I have done work on a notion of stability and semi-stability for so-called Hilbert quotients.  Given a variety X with an action of an algebraic group G, the closures of G-orbits in X are parametrized by the Hilbert scheme of X (assuming it exists; e.g., X is projective).  For some sufficiently small open subset U of X, mapping a point x to the closure of its G-orbit, Gx, defines a morphism U --> Hilb(X/k).  The image of the closure of this morphism is independent of U and is called the Hilbert quotient of X by G.  My work was to find conditions describing the maximal open set U of X for which there is a quotient morphism from U to the Hilbert quotient similar to those Mumford employs to define the subsets of stable and semi-stable points of X with respect to the group G.

I participated in the Geometry and Algebra of Computer Vision RAP (Research Among Peers seminar) while I was a graduate student.   In this seminar, I presented work on the applications of invariant theory to computer vision and assisted Robert Fossum's undergraduate student as she studied computer vision under his supervision as part of the McNair Mentoring Program.

Current Research:

Presently I am working on the classification of compactifications of algebraic groups   -   varieties containing an open subset isomorphic to an algebraic group G such that the action of G on itself by left translations extends to an action on the whole variety.  The so-called "wonderful compactification" of a reductive group is a special case.  (For instance, the "wonderful compactification" of PGL_n is P(M_n), the projective space associated to the vector space of all n x n matrices, for all n > 1.)   The classification of "quasihomogeneous varieties" (i.e., G-varieties that possess an open G-orbit) by colored fans employed in the study of spherical varieties cannot be used for compactifications in general.   In place of this classification, developed by Luna and Vust in 1983, I am developing an alternative classification to distinguish distinct group compactifications as well as to describe, in an algebraic manner, how they can be constructed.

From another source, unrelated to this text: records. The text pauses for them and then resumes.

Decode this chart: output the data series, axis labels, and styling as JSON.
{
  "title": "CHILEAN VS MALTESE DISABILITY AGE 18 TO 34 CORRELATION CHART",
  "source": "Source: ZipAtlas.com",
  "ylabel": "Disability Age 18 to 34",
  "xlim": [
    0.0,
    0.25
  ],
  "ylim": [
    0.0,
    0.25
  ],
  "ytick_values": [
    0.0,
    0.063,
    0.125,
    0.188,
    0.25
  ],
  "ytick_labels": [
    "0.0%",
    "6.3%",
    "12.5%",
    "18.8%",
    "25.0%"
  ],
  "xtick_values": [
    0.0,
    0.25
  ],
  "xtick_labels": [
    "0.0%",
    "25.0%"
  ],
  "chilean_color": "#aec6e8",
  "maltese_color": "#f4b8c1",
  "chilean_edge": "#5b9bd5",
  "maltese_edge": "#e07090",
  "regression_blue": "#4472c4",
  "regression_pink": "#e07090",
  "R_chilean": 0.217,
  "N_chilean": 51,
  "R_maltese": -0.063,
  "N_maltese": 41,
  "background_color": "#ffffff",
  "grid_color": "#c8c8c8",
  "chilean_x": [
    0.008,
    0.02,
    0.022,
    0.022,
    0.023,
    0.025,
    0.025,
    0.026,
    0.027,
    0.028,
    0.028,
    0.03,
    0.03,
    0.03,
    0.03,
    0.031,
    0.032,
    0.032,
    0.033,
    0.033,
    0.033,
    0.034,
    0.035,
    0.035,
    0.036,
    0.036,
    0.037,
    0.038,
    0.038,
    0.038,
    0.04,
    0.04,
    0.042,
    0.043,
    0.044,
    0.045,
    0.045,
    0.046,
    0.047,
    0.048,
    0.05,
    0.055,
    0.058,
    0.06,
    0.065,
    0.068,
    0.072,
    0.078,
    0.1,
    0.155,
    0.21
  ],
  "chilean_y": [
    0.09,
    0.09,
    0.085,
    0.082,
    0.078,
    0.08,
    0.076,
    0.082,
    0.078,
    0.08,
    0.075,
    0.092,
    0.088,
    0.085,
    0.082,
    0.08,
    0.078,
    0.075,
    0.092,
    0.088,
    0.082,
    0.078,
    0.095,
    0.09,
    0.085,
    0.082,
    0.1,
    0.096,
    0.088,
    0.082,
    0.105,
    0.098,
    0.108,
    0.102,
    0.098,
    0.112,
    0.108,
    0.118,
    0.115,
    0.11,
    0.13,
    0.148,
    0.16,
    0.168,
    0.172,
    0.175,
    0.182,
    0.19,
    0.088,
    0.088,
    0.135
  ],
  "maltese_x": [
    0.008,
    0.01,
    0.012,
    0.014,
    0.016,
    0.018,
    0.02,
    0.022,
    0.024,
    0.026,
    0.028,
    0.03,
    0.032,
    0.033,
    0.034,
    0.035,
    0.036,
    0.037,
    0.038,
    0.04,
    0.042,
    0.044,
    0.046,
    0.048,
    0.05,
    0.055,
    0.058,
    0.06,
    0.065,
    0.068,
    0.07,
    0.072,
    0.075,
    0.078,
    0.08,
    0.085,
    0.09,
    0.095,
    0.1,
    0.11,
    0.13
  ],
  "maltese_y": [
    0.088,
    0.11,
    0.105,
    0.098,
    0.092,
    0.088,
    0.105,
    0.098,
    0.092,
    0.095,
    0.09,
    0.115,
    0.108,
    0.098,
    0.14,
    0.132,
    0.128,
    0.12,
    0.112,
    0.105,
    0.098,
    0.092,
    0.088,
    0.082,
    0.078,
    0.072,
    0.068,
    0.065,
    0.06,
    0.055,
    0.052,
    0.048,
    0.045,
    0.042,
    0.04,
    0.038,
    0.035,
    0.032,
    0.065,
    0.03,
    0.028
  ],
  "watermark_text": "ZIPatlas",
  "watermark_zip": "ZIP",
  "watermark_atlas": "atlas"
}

One-parameter subgroups play a critical role in the affine case, which is similar to their application to instability problems in geometric invariant theory. I am studying this connection as well as broadening my classification from the case of affine embeddings of linear algebraic groups to non-affine compactifications. Finally, I am following my classification strategy to also classify affine embeddings of homogeneous spaces G/K, where K is a reductive subgroup of G.

I am also presently engaged in a joint research project with Terrell Hodge, Western Michigan University, investigating orbits and orbit closures in the nullcone and restricted nullcone of Lie algebras in positive characteristic p less than the Coxeter number h.

Future Research:

In the future, I am interested in extending my classification to embeddings of homogeneous spaces in hopes of eliminating the complexity restrictions in the original work in this subject by Luna and Vust (1983).    Furthermore, I intend to study the group embedding problem in characteristic p > 0 and consider if and when group compactifications are Frobenius split.   I want to explore the connection between the group embedding problem and moduli of principal bundles as well as the representations of the group associated to its embeddings.   In this context, I wish to study representations of algebraic groups, and apply these results to the representation theory of Lie algebras, Hecke algebras, etc.   I also plan on investigating problems in classical, algebraic, and geometric invariant theory related to my past research involving G_a and Hilbert quotients.